Highlighting technology geared at preventing hot car tragedies
Doctors address dangers of leaving kids and pets in a vehicle
HUNTSVILLE, Ala. (WAFF) - Alarming cases of young children being left in hot cars across north Alabama this summer have prompted warnings from law enforcement and even led to several arrests.
There’s a big push nationwide for technology to prevent it from happening. Some car companies like KIA and Hyundai already have a warning system in some models of their vehicles.
There are sensors in the KIA Telluride that detect movement. Andrew Harris at University KIA explained how the Rear Occupant Alert works.
“When you get out of your vehicle, the center cluster will show an alert saying to check your back seat. If you happen to miss that and get out of your car and lock your vehicle, those sensors will detect movement for up to 24 hours,” Harris said.

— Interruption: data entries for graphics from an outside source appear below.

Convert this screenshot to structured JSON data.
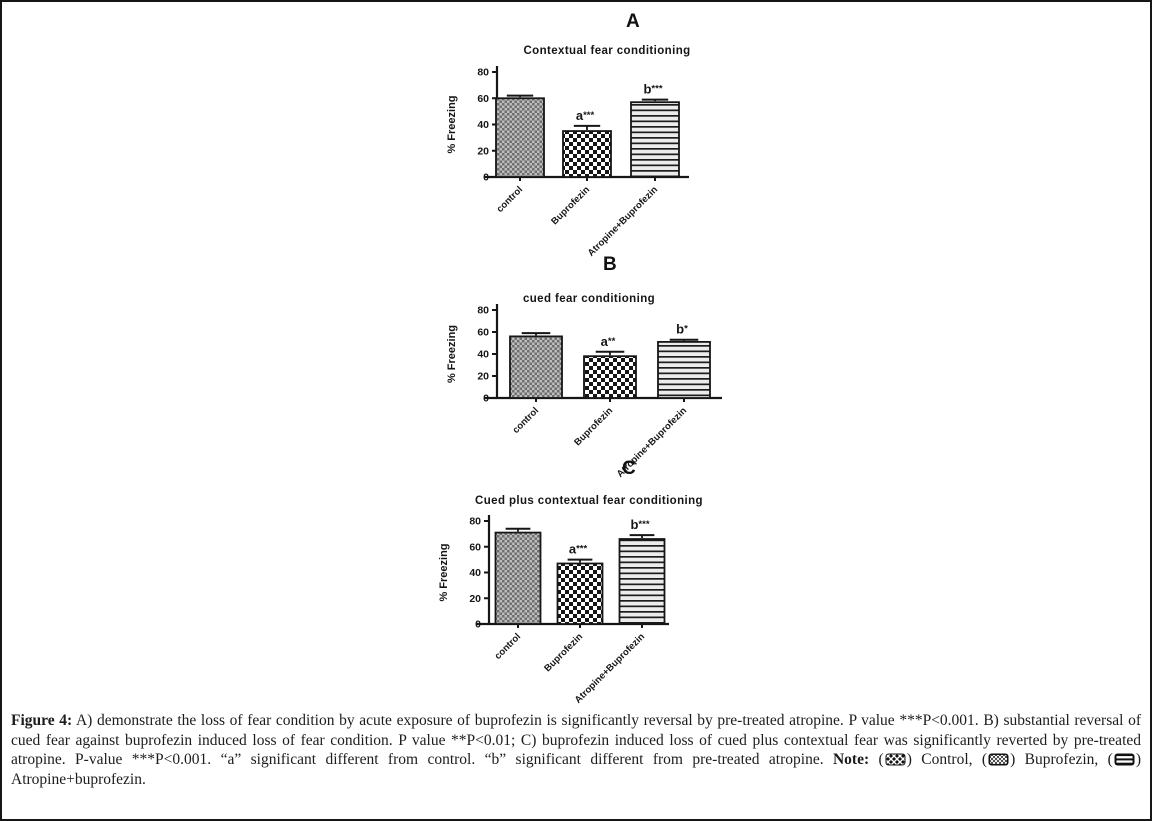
{
  "colors": {
    "ink": "#161616",
    "background": "#ffffff",
    "caption_text": "#1c1c1c",
    "bar_gray": "#bdbdbd",
    "bar_gray_dark": "#6e6e6e"
  },
  "chart_data": [
    {
      "type": "bar",
      "panel": "A",
      "title": "Contextual fear conditioning",
      "xlabel": "",
      "ylabel": "% Freezing",
      "ylim": [
        0,
        80
      ],
      "yticks": [
        0,
        20,
        40,
        60,
        80
      ],
      "grid": false,
      "legend_position": "none",
      "categories": [
        "control",
        "Buprofezin",
        "Atropine+Buprofezin"
      ],
      "values": [
        60,
        35,
        57
      ],
      "errors": [
        2,
        4,
        2
      ],
      "sig_labels": [
        "",
        "a***",
        "b***"
      ],
      "bar_patterns": [
        "gray-dense-checker",
        "checkerboard",
        "horizontal-lines"
      ]
    },
    {
      "type": "bar",
      "panel": "B",
      "title": "cued fear conditioning",
      "xlabel": "",
      "ylabel": "% Freezing",
      "ylim": [
        0,
        80
      ],
      "yticks": [
        0,
        20,
        40,
        60,
        80
      ],
      "grid": false,
      "legend_position": "none",
      "categories": [
        "control",
        "Buprofezin",
        "Atropine+Buprofezin"
      ],
      "values": [
        56,
        38,
        51
      ],
      "errors": [
        3,
        4,
        2
      ],
      "sig_labels": [
        "",
        "a**",
        "b*"
      ],
      "bar_patterns": [
        "gray-dense-checker",
        "checkerboard",
        "horizontal-lines"
      ]
    },
    {
      "type": "bar",
      "panel": "C",
      "title": "Cued plus contextual fear conditioning",
      "xlabel": "",
      "ylabel": "% Freezing",
      "ylim": [
        0,
        80
      ],
      "yticks": [
        0,
        20,
        40,
        60,
        80
      ],
      "grid": false,
      "legend_position": "none",
      "categories": [
        "control",
        "Buprofezin",
        "Atropine+Buprofezin"
      ],
      "values": [
        71,
        47,
        66
      ],
      "errors": [
        3,
        3,
        3
      ],
      "sig_labels": [
        "",
        "a***",
        "b***"
      ],
      "bar_patterns": [
        "gray-dense-checker",
        "checkerboard",
        "horizontal-lines"
      ]
    }
  ],
  "caption": {
    "figure_label": "Figure 4:",
    "body": " A) demonstrate the loss of fear condition by acute exposure of buprofezin is significantly reversal by pre-treated atropine. P value ***P<0.001. B) substantial reversal of cued fear against buprofezin induced loss of fear condition. P value **P<0.01; C) buprofezin induced loss of cued plus contextual fear was significantly reverted by pre-treated atropine. P-value ***P<0.001. “a” significant different from control. “b” significant different from pre-treated atropine.",
    "note_label": " Note: ",
    "legend": [
      {
        "icon": "control-swatch",
        "pre": "(",
        "post": ") Control, "
      },
      {
        "icon": "buprofezin-swatch",
        "pre": "(",
        "post": ") Buprofezin, "
      },
      {
        "icon": "atropine-buprofezin-swatch",
        "pre": "(",
        "post": ") Atropine+buprofezin."
      }
    ]
  }
}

It will also set the car alarm off to alert you. If your vehicle is connected to your cell phone for your KIA Access app, it’ll send you a push notification, a text message and an email saying the sensors detected movement and to check your back seat.
The technology is geared at saving lives.

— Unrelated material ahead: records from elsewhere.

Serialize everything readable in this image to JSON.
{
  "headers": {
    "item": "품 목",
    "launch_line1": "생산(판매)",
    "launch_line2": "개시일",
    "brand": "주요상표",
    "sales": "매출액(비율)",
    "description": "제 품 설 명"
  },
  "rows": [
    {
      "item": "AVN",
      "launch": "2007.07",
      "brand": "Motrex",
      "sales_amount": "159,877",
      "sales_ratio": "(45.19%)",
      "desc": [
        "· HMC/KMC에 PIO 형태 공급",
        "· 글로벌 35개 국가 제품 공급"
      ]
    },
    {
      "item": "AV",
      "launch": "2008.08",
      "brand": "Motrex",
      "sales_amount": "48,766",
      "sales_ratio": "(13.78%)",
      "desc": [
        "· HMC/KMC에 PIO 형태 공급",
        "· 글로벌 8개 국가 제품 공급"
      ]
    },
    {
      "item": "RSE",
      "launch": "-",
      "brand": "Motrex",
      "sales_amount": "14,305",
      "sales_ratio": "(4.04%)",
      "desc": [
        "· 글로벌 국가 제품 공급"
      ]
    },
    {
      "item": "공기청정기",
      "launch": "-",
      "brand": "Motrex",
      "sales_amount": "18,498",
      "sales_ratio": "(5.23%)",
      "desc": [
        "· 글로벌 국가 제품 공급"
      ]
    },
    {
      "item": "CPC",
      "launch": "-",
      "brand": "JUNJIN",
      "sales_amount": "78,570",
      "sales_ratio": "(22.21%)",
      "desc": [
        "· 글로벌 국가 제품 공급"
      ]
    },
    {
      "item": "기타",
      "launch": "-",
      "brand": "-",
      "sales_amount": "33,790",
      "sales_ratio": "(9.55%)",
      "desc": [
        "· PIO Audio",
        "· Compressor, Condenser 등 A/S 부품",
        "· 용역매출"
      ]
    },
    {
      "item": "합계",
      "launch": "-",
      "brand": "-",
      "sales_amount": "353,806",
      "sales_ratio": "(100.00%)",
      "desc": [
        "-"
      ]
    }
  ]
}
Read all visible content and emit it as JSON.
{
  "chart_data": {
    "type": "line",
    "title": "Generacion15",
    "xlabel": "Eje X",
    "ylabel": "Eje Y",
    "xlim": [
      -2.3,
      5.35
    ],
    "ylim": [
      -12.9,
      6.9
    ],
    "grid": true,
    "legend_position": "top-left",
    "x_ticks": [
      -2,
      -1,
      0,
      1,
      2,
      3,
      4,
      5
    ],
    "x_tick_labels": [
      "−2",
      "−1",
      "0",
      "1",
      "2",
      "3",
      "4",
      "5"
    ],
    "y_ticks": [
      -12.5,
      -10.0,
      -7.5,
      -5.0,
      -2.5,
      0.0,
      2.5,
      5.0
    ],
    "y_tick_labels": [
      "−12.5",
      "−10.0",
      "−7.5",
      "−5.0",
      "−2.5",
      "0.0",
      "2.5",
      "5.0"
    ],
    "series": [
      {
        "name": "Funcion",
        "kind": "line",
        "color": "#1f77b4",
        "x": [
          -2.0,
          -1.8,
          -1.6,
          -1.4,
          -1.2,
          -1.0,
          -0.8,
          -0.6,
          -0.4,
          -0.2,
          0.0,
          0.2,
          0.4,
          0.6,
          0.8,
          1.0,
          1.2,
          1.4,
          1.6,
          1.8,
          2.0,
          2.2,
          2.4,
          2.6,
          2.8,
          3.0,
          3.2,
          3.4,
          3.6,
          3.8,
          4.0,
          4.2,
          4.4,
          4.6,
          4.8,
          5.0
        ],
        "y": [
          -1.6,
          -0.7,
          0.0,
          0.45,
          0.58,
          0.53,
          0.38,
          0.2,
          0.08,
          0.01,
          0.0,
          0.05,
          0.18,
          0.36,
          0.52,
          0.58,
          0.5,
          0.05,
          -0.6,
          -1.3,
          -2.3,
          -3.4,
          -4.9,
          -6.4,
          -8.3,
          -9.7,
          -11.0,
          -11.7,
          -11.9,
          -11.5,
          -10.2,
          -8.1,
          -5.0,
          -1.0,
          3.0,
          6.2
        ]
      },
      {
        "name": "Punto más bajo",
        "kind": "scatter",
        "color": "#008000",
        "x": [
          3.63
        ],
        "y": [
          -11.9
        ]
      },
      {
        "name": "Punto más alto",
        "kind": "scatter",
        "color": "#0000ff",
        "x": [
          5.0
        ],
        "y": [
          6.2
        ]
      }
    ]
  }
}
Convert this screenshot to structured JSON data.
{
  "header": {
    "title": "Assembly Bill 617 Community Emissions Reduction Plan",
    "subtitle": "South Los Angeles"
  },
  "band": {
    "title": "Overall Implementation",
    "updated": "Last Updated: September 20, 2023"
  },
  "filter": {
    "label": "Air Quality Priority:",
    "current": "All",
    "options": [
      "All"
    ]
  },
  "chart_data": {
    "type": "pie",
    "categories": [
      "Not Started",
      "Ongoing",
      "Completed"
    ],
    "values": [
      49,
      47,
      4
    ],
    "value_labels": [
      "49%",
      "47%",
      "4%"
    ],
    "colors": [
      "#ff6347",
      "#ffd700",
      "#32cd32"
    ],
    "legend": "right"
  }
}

In Huntsville this week, police say a man intentionally left his toddler in a hot car for an hour while he shoplifted from Walmart. Officers smashed the video to get the child out. The same thing happened in Scottsboro when an 8-month-old baby was rescued from a hot car.
Dr. Tim Howard, family practice physician, stressed the dangers.
“If you have a car that’s completely closed or even a window cracked, within 10 minutes, it’s going to go up about 20 degrees in the car. So if it’s 90 degrees, it’s 110 in the car. Unfortunately, young children don’t have their system developed, like their ability to sweat, as well as an adult so it makes them at really high risk for heat related injuries,” he stated.
KidsAndCars.org would like all vehicles to come equipped with a system that would alert a driver if a child has been left in the vehicle. The Hot Cars Act has been recently introduced and would require technology in call vehicles to prevent heatstroke tragedies.
“This is something that will prevent a little mistake from becoming a big mistake. This prevents you from accidentally doing that with a busy schedule,” Harris said.
Experts suggest setting an alarm on your phone to remind you that your child or pet is in the car with you.
They also say leaving your child’s favorite stuffed animal on the front passenger seat with you is a good idea to serve as a reminder that they’re in the back seat.